Exponential escape efficiency of SGD from sharp minima in non-stationary regime

TL;DR

This paper develops a new theoretical framework using Large Deviation Theory to show that SGD escapes sharp minima exponentially fast even before reaching stationarity, explaining its effectiveness in training neural networks.

Contribution

It introduces a novel theory for SGD escape efficiency in non-stationary regimes, extending understanding beyond stationary distribution assumptions.

Findings

SGD escapes sharp minima exponentially fast in non-stationary regimes

The theory applies to both continuous and discrete SGD

Experimental results support the theoretical predictions

Abstract

We show that stochastic gradient descent (SGD) escapes from sharp minima exponentially fast even before SGD reaches stationary distribution. SGD has been a de-facto standard training algorithm for various machine learning tasks.

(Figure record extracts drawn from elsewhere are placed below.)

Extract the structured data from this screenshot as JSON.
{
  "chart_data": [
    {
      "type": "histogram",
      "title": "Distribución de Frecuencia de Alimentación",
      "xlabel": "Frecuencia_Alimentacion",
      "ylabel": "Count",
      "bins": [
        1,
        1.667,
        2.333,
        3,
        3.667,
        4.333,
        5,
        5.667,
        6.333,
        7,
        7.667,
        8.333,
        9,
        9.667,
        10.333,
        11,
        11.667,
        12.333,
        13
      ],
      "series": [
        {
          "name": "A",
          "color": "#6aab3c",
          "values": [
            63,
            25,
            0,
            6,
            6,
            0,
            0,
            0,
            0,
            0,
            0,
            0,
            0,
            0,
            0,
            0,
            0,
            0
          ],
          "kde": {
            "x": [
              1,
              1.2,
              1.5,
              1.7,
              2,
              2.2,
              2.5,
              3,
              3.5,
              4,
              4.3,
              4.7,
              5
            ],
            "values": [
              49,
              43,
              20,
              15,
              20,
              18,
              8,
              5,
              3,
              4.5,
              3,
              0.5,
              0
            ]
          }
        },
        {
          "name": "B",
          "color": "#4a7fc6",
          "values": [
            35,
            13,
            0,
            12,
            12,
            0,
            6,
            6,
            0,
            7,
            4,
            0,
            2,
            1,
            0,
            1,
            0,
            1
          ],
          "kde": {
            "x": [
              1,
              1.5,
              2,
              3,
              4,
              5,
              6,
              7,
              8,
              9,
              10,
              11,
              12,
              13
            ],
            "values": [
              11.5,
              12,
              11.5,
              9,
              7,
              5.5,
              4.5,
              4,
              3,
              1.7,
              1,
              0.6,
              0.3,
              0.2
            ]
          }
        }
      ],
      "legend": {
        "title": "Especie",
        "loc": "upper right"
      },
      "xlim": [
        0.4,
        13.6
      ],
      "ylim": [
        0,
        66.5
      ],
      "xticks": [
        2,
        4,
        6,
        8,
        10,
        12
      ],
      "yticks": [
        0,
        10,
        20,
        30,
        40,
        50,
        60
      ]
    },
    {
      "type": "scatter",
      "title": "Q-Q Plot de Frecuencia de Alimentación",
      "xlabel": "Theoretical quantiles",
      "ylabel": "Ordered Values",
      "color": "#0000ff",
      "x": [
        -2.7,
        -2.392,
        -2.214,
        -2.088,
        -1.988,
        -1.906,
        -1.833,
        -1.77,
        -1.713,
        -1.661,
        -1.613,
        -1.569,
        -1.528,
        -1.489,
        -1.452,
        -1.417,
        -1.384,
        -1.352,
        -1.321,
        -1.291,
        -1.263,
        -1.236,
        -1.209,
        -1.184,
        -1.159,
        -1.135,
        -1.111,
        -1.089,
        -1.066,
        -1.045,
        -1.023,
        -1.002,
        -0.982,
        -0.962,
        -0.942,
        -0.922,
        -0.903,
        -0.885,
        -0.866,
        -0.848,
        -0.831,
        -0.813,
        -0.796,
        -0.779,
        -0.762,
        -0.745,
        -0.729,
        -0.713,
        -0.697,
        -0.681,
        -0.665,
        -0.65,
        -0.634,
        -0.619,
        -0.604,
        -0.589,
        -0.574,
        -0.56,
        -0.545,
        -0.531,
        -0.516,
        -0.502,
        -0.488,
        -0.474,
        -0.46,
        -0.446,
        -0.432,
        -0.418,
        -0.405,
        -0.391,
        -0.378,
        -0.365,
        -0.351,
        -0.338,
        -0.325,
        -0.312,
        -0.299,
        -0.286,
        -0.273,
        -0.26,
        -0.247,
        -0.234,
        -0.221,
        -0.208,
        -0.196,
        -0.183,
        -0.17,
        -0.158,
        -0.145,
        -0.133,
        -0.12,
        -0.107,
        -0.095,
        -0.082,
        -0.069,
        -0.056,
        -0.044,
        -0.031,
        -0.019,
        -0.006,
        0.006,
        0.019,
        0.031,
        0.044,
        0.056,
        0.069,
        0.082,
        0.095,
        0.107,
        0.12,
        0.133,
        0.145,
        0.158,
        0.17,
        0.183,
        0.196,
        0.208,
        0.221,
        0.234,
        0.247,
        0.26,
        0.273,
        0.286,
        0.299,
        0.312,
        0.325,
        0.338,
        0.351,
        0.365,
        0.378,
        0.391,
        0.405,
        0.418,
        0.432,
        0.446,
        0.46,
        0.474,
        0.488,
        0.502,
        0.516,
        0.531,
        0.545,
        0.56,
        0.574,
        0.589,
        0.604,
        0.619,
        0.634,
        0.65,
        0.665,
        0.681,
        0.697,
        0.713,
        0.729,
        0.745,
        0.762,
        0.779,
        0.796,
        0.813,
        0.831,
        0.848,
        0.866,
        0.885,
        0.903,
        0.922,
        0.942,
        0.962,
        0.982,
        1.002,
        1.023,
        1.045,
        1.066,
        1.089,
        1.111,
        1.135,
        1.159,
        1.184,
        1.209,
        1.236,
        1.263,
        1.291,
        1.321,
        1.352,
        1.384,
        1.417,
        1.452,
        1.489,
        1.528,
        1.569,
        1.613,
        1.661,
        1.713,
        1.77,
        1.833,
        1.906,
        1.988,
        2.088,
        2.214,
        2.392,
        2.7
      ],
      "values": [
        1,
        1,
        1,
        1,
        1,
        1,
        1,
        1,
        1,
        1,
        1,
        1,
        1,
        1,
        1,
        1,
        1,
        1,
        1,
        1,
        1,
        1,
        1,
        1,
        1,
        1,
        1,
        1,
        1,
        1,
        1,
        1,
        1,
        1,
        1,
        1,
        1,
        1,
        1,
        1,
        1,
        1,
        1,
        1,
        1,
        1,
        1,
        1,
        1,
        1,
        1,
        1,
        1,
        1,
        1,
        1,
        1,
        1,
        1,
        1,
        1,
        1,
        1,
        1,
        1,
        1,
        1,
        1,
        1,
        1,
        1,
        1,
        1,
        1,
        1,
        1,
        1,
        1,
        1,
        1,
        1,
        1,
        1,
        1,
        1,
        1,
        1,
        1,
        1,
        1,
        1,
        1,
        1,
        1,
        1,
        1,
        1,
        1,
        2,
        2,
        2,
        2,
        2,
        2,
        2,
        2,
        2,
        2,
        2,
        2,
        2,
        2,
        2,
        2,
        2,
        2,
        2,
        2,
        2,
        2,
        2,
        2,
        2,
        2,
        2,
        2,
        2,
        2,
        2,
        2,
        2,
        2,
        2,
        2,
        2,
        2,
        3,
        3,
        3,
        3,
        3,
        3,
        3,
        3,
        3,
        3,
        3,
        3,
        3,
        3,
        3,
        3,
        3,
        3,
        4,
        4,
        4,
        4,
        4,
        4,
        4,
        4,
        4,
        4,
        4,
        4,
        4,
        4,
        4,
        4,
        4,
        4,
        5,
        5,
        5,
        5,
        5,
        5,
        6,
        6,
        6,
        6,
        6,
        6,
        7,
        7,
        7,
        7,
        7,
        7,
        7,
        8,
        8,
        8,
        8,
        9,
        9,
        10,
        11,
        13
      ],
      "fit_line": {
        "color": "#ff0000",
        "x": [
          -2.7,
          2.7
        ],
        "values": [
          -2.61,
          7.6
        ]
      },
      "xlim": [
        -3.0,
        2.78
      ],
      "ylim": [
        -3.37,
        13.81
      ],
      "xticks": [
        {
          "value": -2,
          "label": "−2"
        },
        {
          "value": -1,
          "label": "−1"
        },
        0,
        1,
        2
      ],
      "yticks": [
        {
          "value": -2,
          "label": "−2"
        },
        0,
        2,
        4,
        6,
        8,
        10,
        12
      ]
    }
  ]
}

However, there still exists an open question as to why SGDs find highly generalizable parameters from non-convex target functions, such as the loss function of neural networks. An "escape efficiency" has been an attractive notion to tackle this question, which measures how SGD efficiently escapes from sharp minima with potentially low generalization performance. Despite its importance, the notion has the limitation that it works only when SGD reaches a stationary distribution after sufficient updates. In this paper, we develop a new theory to investigate escape efficiency of SGD with Gaussian noise, by introducing the Large Deviation Theory for dynamical systems. Based on the theory, we prove that the fast escape form sharp minima, named exponential escape, occurs in a non-stationary setting, and that it holds not only for continuous SGD but also for discrete SGD. A key notion for the result is a quantity called "steepness," which describes the SGD's stochastic behavior throughout its training process. Our experiments are consistent with our theory.